Computational Evidence of NAGNAG Alternative Splicing in Human Large Intergenic Noncoding RNA

1Agricultural Big-Data Research Center, College of Information Science and Engineering, Shandong Agricultural University, Taian, Shandong 271018, China
2Biomedical Informatics Research Center, Marshfield Clinic Research Foundation, Marshfield, WI 54449, USA
3Affiliated Hospital of Shandong University of Traditional Chinese Medicine, No. 42 Wenhua West Road, Jinan, Shandong 250011, China

Received 4 February 2014; Revised 8 May 2014; Accepted 21 May 2014; Published 5 June 2014

Academic Editor: Shiwei Duan

Copyright © 2014 Xiaoyong Sun et al.

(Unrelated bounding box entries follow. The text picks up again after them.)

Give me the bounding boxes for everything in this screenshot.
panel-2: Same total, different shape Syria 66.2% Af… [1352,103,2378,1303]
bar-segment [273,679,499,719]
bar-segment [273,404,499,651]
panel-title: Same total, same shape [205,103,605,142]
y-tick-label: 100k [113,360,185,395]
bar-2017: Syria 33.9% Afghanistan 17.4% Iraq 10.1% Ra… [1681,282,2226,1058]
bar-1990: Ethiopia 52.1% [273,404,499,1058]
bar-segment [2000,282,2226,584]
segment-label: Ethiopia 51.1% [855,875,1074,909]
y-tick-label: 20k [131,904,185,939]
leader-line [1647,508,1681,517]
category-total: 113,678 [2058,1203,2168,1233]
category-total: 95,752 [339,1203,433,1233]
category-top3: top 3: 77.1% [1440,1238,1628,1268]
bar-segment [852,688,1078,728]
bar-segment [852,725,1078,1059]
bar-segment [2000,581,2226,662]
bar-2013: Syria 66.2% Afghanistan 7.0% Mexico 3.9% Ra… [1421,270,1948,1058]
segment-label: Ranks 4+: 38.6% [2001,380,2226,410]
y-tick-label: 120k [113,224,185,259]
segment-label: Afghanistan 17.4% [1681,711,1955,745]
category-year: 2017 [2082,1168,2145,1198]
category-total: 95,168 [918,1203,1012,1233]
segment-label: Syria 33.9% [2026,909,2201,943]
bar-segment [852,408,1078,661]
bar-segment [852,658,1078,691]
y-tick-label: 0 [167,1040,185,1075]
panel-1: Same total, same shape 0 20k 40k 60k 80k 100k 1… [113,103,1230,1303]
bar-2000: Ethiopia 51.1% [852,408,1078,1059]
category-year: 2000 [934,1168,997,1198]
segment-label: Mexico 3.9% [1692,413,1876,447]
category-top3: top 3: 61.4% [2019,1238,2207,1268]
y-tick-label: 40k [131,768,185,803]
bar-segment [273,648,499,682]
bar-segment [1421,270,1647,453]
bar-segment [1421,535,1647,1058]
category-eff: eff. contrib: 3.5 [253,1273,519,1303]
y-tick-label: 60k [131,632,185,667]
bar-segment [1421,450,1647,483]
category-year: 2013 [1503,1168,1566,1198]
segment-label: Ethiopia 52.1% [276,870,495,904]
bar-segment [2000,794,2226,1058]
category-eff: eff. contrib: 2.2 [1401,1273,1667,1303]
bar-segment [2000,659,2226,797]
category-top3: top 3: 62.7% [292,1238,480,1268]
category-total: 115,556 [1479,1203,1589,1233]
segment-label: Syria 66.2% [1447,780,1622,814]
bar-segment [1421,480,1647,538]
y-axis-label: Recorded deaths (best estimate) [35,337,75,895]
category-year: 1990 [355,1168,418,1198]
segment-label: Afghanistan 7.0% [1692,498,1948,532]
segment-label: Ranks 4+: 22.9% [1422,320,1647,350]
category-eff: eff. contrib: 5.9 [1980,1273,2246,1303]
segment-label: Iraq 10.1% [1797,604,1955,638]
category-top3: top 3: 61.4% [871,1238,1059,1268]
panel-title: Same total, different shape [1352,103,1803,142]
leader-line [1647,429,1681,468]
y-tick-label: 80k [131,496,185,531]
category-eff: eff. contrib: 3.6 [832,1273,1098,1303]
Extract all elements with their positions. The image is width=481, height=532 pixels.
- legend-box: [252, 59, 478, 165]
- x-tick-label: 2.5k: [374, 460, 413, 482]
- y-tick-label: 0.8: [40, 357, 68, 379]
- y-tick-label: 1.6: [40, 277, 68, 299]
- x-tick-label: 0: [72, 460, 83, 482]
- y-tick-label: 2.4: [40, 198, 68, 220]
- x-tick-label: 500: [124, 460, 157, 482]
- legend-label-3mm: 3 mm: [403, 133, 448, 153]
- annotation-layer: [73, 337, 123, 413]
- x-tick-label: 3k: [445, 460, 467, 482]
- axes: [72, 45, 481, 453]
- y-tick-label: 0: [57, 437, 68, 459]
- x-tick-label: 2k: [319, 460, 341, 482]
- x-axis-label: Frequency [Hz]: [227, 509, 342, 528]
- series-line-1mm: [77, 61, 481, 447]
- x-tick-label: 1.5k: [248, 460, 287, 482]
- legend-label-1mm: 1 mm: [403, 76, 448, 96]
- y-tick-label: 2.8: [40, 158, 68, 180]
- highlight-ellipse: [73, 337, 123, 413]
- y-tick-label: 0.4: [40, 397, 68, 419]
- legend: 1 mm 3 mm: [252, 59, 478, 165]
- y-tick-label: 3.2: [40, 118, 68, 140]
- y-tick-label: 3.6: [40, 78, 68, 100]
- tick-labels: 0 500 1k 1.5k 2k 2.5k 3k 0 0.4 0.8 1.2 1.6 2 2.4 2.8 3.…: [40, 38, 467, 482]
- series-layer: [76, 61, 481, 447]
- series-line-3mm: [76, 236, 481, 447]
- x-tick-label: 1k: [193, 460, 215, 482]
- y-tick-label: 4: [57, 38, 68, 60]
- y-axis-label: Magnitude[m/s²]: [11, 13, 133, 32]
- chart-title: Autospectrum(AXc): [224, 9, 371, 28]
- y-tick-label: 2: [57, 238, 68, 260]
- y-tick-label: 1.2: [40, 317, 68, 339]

This is an open access article distributed under the Creative Commons Attribution License, which permits unrestricted use, distribution, and reproduction in any medium, provided the original work is properly cited.

Abstract

NAGNAG alternative splicing plays an essential role in biological processes and represents a highly adaptable system for posttranslational regulation of gene function. NAGNAG alternative splicing impacts a myriad of biological processes. Previous studies of NAGNAG largely focused on messenger RNA. To the best of our knowledge, this is the first study testing the hypothesis that NAGNAG alternative splicing is also operative in large intergenic noncoding RNA (lincRNA). The RNA-seq data sets from recent deep sequencing studies were queried to test our hypothesis. NAGNAG alternative splicing of human lincRNA was identified while querying two independent RNA-seq data sets. Within these datasets, 31 NAGNAG alternative splicing sites were identified in lincRNA. Notably, most exons of lincRNA containing NAGNAG acceptors were longer than those from protein-coding genes. Furthermore, presence of CAG coding appeared to participate in the splice site selection. Finally, expression of the isoforms of NAGNAG lincRNA exhibited tissue specificity. Together, this study improves our understanding of the NAGNAG alternative splicing in lincRNA.